Capa das edições nacionais de Neuromancer, publicado pela editora Aleph

Além disso, o Japão também é uma referência visual constante no livro, justamente devido a seu desenvolvimento absurdamente rápido pós-Segunda Guerra Mundial, causando uma impressão única de choque entre a Tradição e o Futuro. Uma curiosidade: No centro de Tokyo não existe iluminação pública, pois as ruas são iluminadas pelas propagandas em neon dos prédios.

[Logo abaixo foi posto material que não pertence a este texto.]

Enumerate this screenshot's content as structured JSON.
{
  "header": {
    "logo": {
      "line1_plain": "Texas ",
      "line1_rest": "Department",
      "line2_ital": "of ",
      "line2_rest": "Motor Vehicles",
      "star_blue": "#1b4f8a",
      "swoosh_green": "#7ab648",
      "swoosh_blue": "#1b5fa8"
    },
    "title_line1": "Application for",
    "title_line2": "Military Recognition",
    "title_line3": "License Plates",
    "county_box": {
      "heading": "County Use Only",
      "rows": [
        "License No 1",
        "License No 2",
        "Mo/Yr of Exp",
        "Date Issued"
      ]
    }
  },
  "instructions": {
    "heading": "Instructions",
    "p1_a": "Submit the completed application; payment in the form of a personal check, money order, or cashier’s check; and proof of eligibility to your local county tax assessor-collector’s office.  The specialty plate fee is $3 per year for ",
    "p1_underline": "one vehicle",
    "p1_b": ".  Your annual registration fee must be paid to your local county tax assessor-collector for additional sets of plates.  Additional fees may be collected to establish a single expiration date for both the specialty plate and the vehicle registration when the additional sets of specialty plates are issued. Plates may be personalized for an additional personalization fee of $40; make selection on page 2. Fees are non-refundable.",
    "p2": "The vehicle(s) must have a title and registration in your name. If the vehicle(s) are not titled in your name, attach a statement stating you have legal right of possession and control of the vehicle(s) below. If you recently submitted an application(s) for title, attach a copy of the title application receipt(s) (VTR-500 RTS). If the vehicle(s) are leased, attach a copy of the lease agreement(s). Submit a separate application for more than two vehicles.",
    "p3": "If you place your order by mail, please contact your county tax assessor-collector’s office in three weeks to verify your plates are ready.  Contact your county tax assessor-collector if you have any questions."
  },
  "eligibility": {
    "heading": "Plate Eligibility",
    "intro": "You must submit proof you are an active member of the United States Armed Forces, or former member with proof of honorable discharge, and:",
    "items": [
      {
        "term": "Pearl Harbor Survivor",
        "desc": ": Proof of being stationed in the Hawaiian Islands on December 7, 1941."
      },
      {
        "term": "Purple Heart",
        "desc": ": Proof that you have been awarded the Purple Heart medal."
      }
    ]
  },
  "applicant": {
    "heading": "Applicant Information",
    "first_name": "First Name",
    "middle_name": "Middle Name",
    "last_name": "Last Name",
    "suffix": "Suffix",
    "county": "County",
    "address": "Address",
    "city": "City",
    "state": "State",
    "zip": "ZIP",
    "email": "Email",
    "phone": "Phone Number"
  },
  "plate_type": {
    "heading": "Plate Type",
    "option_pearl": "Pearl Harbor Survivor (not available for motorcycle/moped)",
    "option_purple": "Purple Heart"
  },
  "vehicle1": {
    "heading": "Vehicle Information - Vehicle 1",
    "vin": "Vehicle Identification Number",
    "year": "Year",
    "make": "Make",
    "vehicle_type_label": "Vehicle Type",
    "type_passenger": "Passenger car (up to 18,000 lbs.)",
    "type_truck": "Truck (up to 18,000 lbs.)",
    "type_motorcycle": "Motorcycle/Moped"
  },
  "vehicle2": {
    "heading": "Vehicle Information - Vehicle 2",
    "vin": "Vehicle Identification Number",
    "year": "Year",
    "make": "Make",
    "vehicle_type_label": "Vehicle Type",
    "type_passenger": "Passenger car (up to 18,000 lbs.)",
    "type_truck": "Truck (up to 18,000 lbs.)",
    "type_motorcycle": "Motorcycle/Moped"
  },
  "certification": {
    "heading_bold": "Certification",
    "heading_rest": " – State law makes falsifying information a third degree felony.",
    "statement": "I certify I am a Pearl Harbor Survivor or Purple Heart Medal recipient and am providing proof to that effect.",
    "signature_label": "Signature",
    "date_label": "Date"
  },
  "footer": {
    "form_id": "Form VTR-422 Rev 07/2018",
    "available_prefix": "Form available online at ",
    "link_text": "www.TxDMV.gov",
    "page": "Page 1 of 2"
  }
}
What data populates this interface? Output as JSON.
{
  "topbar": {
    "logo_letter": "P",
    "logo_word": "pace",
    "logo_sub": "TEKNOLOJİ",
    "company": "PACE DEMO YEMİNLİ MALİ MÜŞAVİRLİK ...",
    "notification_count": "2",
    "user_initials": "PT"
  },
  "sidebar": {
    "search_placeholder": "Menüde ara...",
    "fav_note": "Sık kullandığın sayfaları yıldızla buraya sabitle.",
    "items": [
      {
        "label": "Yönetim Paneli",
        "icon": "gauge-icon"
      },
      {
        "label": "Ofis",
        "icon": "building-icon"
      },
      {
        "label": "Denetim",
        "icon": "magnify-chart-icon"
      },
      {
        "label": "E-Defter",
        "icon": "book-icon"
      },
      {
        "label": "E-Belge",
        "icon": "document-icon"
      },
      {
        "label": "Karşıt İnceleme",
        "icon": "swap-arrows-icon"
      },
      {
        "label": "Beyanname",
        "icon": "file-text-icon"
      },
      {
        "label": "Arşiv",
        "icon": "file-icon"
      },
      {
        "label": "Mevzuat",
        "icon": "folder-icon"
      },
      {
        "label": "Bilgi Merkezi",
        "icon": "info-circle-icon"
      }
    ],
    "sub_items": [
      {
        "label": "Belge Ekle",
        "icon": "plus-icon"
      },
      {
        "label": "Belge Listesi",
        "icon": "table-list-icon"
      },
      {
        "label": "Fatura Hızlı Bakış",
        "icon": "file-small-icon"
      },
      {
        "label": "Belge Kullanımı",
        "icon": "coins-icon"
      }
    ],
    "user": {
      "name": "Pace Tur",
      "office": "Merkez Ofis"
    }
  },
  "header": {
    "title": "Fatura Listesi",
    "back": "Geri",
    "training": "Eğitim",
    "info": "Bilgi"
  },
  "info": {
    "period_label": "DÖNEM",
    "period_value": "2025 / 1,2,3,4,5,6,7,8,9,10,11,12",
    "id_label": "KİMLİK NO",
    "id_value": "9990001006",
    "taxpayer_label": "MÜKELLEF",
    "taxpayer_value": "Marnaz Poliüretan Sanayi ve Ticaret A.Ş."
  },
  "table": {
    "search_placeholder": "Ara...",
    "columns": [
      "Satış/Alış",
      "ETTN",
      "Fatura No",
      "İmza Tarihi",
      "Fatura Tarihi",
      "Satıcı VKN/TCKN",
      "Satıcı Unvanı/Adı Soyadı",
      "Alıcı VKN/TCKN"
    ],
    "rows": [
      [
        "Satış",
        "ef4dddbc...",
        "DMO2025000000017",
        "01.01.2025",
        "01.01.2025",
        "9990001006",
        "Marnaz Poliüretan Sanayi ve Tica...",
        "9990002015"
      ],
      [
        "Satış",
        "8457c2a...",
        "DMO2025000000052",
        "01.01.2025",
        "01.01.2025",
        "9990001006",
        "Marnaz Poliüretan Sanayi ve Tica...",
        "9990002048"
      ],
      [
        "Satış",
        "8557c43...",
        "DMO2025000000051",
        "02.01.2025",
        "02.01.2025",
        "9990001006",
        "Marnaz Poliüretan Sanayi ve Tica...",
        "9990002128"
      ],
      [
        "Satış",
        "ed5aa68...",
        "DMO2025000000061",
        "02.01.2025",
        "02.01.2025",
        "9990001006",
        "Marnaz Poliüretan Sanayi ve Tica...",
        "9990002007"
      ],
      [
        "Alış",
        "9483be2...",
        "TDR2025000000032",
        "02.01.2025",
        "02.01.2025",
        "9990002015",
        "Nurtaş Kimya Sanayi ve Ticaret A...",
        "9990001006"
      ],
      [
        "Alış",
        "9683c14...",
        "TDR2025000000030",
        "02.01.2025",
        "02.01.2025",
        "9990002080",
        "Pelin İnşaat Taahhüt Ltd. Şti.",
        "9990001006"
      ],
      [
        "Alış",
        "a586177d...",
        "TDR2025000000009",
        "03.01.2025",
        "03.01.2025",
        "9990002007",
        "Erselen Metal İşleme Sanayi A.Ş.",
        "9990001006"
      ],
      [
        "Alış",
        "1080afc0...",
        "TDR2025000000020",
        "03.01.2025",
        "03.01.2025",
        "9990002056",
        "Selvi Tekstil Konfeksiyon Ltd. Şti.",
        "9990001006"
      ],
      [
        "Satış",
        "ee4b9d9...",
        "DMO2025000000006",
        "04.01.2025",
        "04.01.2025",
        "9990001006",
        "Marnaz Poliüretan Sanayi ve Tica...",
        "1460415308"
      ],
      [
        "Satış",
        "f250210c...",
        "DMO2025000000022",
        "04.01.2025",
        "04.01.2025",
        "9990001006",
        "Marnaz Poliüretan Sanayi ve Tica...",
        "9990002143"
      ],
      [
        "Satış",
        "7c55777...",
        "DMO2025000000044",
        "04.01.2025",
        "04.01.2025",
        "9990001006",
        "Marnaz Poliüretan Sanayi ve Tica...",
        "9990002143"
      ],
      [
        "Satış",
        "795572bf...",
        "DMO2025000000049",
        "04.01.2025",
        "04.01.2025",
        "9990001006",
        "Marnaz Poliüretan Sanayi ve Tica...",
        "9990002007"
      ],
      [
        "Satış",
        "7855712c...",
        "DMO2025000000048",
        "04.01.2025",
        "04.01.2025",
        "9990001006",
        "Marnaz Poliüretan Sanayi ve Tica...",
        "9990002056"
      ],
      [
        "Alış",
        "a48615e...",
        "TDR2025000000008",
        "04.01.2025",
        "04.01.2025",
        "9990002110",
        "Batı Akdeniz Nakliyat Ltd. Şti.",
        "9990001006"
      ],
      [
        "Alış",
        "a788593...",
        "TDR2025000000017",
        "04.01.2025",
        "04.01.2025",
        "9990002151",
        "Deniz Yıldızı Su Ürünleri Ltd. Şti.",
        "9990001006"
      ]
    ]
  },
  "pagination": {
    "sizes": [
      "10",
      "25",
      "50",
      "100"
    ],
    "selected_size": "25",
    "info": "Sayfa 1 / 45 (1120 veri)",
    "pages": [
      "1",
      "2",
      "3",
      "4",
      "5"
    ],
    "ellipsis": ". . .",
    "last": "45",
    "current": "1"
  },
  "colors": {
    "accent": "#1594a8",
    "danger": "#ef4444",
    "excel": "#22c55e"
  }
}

Ninjas Urbanos, Razor-Girls, toda essa salada cultural de cultura Hacker, Rastafári e Japonesa fazem parte da grande obra que é Neuromancer, o primeiro capítulo da trilogia do Sprawl, que hoje conta também com as entradas Count ZeroMonalisa Overdrive, que abordam histórias de outros personagens neste futuro imaginado por Gibson.

Outras Obras do Autor

Existem outros três contos que fazem parte do universo do Sprawl e que foram escritos anteriormente ao romance. Apesar de não obrigatórios para o entendimento do universo de Neuromancer, podem valer de curiosidade para quem queira entrar de cabeça nesse universo: Johnny Mnemoniac (que teve uma adaptação com Keanu Reeves), New Rose Hotel e Burning Chrome.

Neuromancer também teve uma “adaptação” para jogo em 1988, para Amiga, Apple II, Apple IIGS, Commodore-64 e MS-DOS. Embora traga o nome do livro, ele apenas é baseado em alguns elementos do livro.